El humor llora por la pérdida de Marcos Mundstock

Hijo inmigrantes europeos, Marcos Mundstock, nació en Santa Fe el 25 de mayo de 1942, luego de una varias conversaciones   familiares, sus padres  tomaron la decisión de trasladarse  a Buenos Aires en 1949 donde él desarrollaría su vida.

Tras pasar por varios intentos facultativos, en 1967  junto a Gerardo Masana, Jorge Maronna y Daniel Rabinovich formaron un grupo músico-humorístico “Les Luthiers”  sin  llegar a pensar que ofrecerían 7.563 presentaciones en más de 50 años de trayectoria. Entre tantos aplausos y reconocimientos podemos hacer mención a algunos de los premios que han recibido, entre los más destacados se encuentran: Premio “Enterprise” – “Martín Fierro” 1974, “Estrella de Mar”-“Sol de Plata” 1975, “Air France – Molière”  1989, “Maestros de las Artes – Mención de Honor”  1998, “Max Iberoamericano de las Artes Escénicas”  2001, “Argentores a la Trayectoria”  2003, “Clarín Espectáculos” 2005, “Encomienda de Número de la Orden de Isabel la Católica” 2007,  “Latin Grammy” 2011, “Princesa de Asturias” 2017, “Legado Instituto Cervantes” (Homenaje a Les Luthiers)  2019.
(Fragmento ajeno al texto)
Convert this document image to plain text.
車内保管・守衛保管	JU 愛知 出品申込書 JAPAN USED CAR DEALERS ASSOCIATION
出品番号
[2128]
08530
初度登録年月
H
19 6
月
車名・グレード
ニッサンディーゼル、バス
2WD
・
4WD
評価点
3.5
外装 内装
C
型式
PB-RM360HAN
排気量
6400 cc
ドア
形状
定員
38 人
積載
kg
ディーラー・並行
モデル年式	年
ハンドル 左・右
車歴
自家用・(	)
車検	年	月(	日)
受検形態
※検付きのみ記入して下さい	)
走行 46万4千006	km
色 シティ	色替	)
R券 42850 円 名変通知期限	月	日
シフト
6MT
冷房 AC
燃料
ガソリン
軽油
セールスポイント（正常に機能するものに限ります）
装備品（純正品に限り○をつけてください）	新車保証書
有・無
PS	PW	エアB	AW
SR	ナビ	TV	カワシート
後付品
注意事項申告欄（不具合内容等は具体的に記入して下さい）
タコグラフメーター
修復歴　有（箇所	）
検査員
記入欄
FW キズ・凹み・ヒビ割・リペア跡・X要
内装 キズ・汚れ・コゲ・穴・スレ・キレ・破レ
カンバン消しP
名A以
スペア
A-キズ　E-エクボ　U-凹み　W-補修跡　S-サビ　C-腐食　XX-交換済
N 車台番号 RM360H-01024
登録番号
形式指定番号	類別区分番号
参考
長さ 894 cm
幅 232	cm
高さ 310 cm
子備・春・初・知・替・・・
El humorista  tuvo su destacada participación  en el cine para la generación de los más jóvenes como para los más longevos. Sus actuaciones en “Quebracho”, “Roma”, “Mi primera boda”, entre otras acrecentaron su trayectoria. No solo actuó en películas sino que también hizo de voz para algunos personajes destacados en la traducción argenta como “Gusteau” en Ratatouille y de “Joey” en Bolt. De la misma forma con mucho éxito lo hizo en la TV en los programas donde él ha formado parte, como “Good Show” 1993, “Sorpresa y Media” 1996, “La Argentina de Tato” 1999, “Mosca y Smith 2204-2005, “Al Colon” 2006-2008,  “Los Cuentos de Fontanarrosa” 2007, “Recordando el Show de Alejandro Molina” 2011 y “Pasado de Copas” 2018.

Luego de un extenso tiempo de dar pelea a un Cáncer de Cerebro que lo había llevado a bajarse del escenario y acompañado de su familia, el reconocido Humorista  este miércoles 22 de abril cerró sus ojos hacia la eternidad.